According to the Toyota site a Prius is $24,000-$29,805 base MSRP, depending on which version you get. I don't know which one is most comparable to the features on the Volt, but it's probably not the cheapest one.
They also compare it to the all electric Leaf, and the all gas Chevy Cruze.
They list the per-mile costs of those, but they don't do a direct comparison on the time to break even on the difference in price between a HEV and BEV. I don't see an analysis of whether a (mostly) BEV is worth the extra cost over a HEV on the wikipedia page nor the pages it links to.
The battery probably will last longer than the warranty period, but did you read where Chevy estimates that it's capacity will be reduced 10%-30% in those 100k miles? Oh, BTW, that's 100k vehicle miles, not 100k electric miles. By the time you hit 100k-150k electric miles, the battery is expected to need replacement, if for no other reason than significant loss of capacity.

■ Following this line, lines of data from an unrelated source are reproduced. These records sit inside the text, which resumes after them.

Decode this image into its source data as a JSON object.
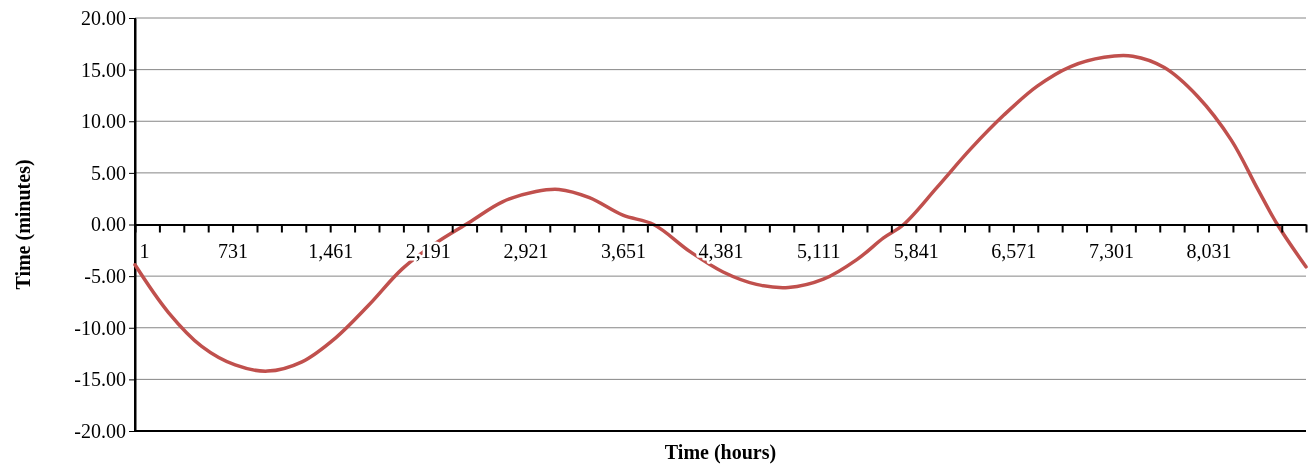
{
  "chart_data": {
    "type": "line",
    "xlabel": "Time (hours)",
    "ylabel": "Time (minutes)",
    "xlim": [
      1,
      8760
    ],
    "xticks": [
      1,
      {
        "value": 183.5,
        "label": null
      },
      {
        "value": 366,
        "label": null
      },
      {
        "value": 548.5,
        "label": null
      },
      731,
      {
        "value": 913.5,
        "label": null
      },
      {
        "value": 1096,
        "label": null
      },
      {
        "value": 1278.5,
        "label": null
      },
      {
        "value": 1461,
        "label": "1,461"
      },
      {
        "value": 1643.5,
        "label": null
      },
      {
        "value": 1826,
        "label": null
      },
      {
        "value": 2008.5,
        "label": null
      },
      {
        "value": 2191,
        "label": "2,191"
      },
      {
        "value": 2373.5,
        "label": null
      },
      {
        "value": 2556,
        "label": null
      },
      {
        "value": 2738.5,
        "label": null
      },
      {
        "value": 2921,
        "label": "2,921"
      },
      {
        "value": 3103.5,
        "label": null
      },
      {
        "value": 3286,
        "label": null
      },
      {
        "value": 3468.5,
        "label": null
      },
      {
        "value": 3651,
        "label": "3,651"
      },
      {
        "value": 3833.5,
        "label": null
      },
      {
        "value": 4016,
        "label": null
      },
      {
        "value": 4198.5,
        "label": null
      },
      {
        "value": 4381,
        "label": "4,381"
      },
      {
        "value": 4563.5,
        "label": null
      },
      {
        "value": 4746,
        "label": null
      },
      {
        "value": 4928.5,
        "label": null
      },
      {
        "value": 5111,
        "label": "5,111"
      },
      {
        "value": 5293.5,
        "label": null
      },
      {
        "value": 5476,
        "label": null
      },
      {
        "value": 5658.5,
        "label": null
      },
      {
        "value": 5841,
        "label": "5,841"
      },
      {
        "value": 6023.5,
        "label": null
      },
      {
        "value": 6206,
        "label": null
      },
      {
        "value": 6388.5,
        "label": null
      },
      {
        "value": 6571,
        "label": "6,571"
      },
      {
        "value": 6753.5,
        "label": null
      },
      {
        "value": 6936,
        "label": null
      },
      {
        "value": 7118.5,
        "label": null
      },
      {
        "value": 7301,
        "label": "7,301"
      },
      {
        "value": 7483.5,
        "label": null
      },
      {
        "value": 7666,
        "label": null
      },
      {
        "value": 7848.5,
        "label": null
      },
      {
        "value": 8031,
        "label": "8,031"
      },
      {
        "value": 8213.5,
        "label": null
      },
      {
        "value": 8396,
        "label": null
      },
      {
        "value": 8578.5,
        "label": null
      },
      {
        "value": 8760,
        "label": null
      }
    ],
    "ylim": [
      -20,
      20
    ],
    "yticks": [
      {
        "value": -20,
        "label": "-20.00"
      },
      {
        "value": -15,
        "label": "-15.00"
      },
      {
        "value": -10,
        "label": "-10.00"
      },
      {
        "value": -5,
        "label": "-5.00"
      },
      {
        "value": 0,
        "label": "0.00"
      },
      {
        "value": 5,
        "label": "5.00"
      },
      {
        "value": 10,
        "label": "10.00"
      },
      {
        "value": 15,
        "label": "15.00"
      },
      {
        "value": 20,
        "label": "20.00"
      }
    ],
    "grid": "y",
    "marker": "none",
    "line_style": "solid",
    "series": [
      {
        "color": "#c0504d",
        "x": [
          1,
          250,
          500,
          750,
          992,
          1250,
          1500,
          1750,
          2000,
          2250,
          2500,
          2750,
          3000,
          3172,
          3400,
          3650,
          3880,
          4150,
          4400,
          4650,
          4888,
          5150,
          5400,
          5600,
          5750,
          6000,
          6250,
          6500,
          6750,
          7000,
          7250,
          7464,
          7700,
          7950,
          8200,
          8400,
          8546,
          8760
        ],
        "values": [
          -3.9,
          -8.5,
          -11.8,
          -13.6,
          -14.2,
          -13.3,
          -11.0,
          -7.8,
          -4.3,
          -1.8,
          0.2,
          2.2,
          3.2,
          3.4,
          2.6,
          0.9,
          0,
          -2.6,
          -4.6,
          -5.8,
          -6.1,
          -5.3,
          -3.4,
          -1.3,
          0,
          3.6,
          7.3,
          10.6,
          13.4,
          15.3,
          16.2,
          16.3,
          15.2,
          12.4,
          8.2,
          3.4,
          0,
          -4.1
        ]
      }
    ]
  }
}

That's not a thorough analysis of the mean lifetime a buyer can expect for a battery given any replacements they might get during the warranty period. It only makes sense to buy a Volt if the vast majority of the miles will be electric, so it makes sense to assume most of the miles will be on electric. If you frequently need a longer range, you are probably better off with a car that has a longer range at high efficiency.
The Edmunds analysis you cited says that the payback period is 135K miles at $5/gal which is within the expected lifetime of most cars, and it seems to be around 90-100K miles for the more common HEVs (the full-electric leaf is at the low end of the range). But number of years to break even on a price premium is not the same thing as total cost of ownership- what you really want is the total discounted purchase, fuel and maintenance costs over a given number of years/miles, minus the residual value at the end of that period. And yes, you might have to replace the battery (or maybe it'll get replaced under warranty). You also might have to replace parts on other cars.
So if you only care about total cost to yourself (it's beyond me why anyone thinks buying a car is a good way to save money), and you will generally drive within the electric range, and you expect gas prices to rise significantly relative to electricity prices, then your total cost of ownership will almost certainly be lower with a Volt than with a regular gas car, some HEVs would probably "save" you more, and a full-electric (if the range works for you) is probably the best deal. If gas prices stay the same, you'll probably have similar total cost of ownership either way. Not owning a car at all will save you more.
These arguments that electric vs gasoline cars are a bad investment remind me of the exact same argument a few years ago about how hybrids, and now people like you are insisting on comparing electric cars to hybrids to decide if they're "worth it." Lots of people buy SUVs. How long do those take to recover their price premium?